One of latest fine dining excursions was Tordomatto, in an understated modern space just north of the Vatican. This was on a week night, and the place was very quiet. We were warmly welcomed, which helped make up for a very rainy evening.
Chef Adriano Baldassarre may be young, but he’s remarkably confident. He clearly enjoys spare yet strong visual elements as well as flavors. Things seem to be carefully chosen, pared down, and precise. It is also delicious (if not delicious, what would be the point of everything else?)
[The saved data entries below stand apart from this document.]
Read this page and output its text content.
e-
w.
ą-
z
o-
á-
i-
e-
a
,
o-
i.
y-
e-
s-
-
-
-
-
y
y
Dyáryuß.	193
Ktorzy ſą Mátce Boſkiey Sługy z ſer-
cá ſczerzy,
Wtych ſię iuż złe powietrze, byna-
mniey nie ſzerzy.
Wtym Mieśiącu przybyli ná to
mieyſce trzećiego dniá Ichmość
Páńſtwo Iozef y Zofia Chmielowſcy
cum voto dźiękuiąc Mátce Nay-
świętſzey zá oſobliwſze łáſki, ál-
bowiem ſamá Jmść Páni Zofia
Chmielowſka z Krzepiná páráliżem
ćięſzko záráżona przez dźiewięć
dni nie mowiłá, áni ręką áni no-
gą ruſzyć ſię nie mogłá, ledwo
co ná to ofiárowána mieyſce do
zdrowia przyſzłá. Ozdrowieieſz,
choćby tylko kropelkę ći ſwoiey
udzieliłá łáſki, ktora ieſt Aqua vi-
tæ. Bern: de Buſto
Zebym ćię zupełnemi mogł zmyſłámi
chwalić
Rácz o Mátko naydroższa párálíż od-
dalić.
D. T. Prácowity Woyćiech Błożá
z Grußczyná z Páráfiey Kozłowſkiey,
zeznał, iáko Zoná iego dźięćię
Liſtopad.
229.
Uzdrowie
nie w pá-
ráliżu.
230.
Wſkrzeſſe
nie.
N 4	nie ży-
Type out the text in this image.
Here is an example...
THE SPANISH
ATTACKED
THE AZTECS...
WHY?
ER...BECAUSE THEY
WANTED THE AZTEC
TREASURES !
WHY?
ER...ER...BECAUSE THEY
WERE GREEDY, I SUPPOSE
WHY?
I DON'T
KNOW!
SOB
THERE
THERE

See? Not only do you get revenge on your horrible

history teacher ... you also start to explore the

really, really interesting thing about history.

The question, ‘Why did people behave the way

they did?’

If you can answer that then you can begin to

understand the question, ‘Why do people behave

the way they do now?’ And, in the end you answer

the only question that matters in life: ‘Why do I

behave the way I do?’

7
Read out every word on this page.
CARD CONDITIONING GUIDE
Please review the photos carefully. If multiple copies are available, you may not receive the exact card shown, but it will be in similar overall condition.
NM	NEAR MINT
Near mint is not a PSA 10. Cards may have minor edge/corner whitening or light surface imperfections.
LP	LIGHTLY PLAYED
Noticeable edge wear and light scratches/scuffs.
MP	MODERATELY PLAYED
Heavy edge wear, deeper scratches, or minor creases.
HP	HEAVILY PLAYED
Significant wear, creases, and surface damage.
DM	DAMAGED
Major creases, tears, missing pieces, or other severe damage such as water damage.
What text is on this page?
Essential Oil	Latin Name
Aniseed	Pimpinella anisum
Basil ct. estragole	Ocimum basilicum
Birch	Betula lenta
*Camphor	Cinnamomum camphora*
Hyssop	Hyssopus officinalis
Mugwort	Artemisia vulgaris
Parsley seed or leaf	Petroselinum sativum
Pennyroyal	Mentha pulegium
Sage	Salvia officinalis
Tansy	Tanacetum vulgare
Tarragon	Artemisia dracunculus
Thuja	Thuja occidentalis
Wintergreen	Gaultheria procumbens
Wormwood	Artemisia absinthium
First, out came the lovely and delicate amuse-bouche: a black olive compote, a bite of panzanella, a beautiful flower-shaped cracker with mozzarella and anchovy (also pictured at the top of this post), and a concentrated little drop of liver. Everything was elegant and vibrant.
Next we moved on to the egg “purgatorio,” which was warm and spicy, with a runny egg lurking just below the surface. Unexpected, soothing, and (forgive the pun) quite divine. Of the entire meal, this is the dish I wouldn’t hesitate to have again (and again, and again).
I had the fish of the day, amberjack, initially hidden under Swiss chard. Simple food, carefully prepared. My poor photo, alas, does not capture the wonderful flavor!
Laura’s lamb dish came “two ways” — both delicious. One serving was with a light cumin yoghurt sauce (perhaps influenced by the chef’s time in India) and Swiss chard (again, my photo does not do it justice).
The other serving was delicately grilled, tiny lamb ribs, which one must nibble.
We shared a lovely panna cotta for dessert. This was a fine balance of substance to flavor: a lightly tangy creaminess.
And then two rounds of complimentary sweets arrived, tiny and elegant bite-sized goodies.
The entire experience is one of carefully edited, modern elegance. The atmosphere was quiet and relaxed, almost casual. The bread is excellent, and our wine pairings were wonderful. The final bill was quite reasonable for such high quality food and excellent service. Highly recommended.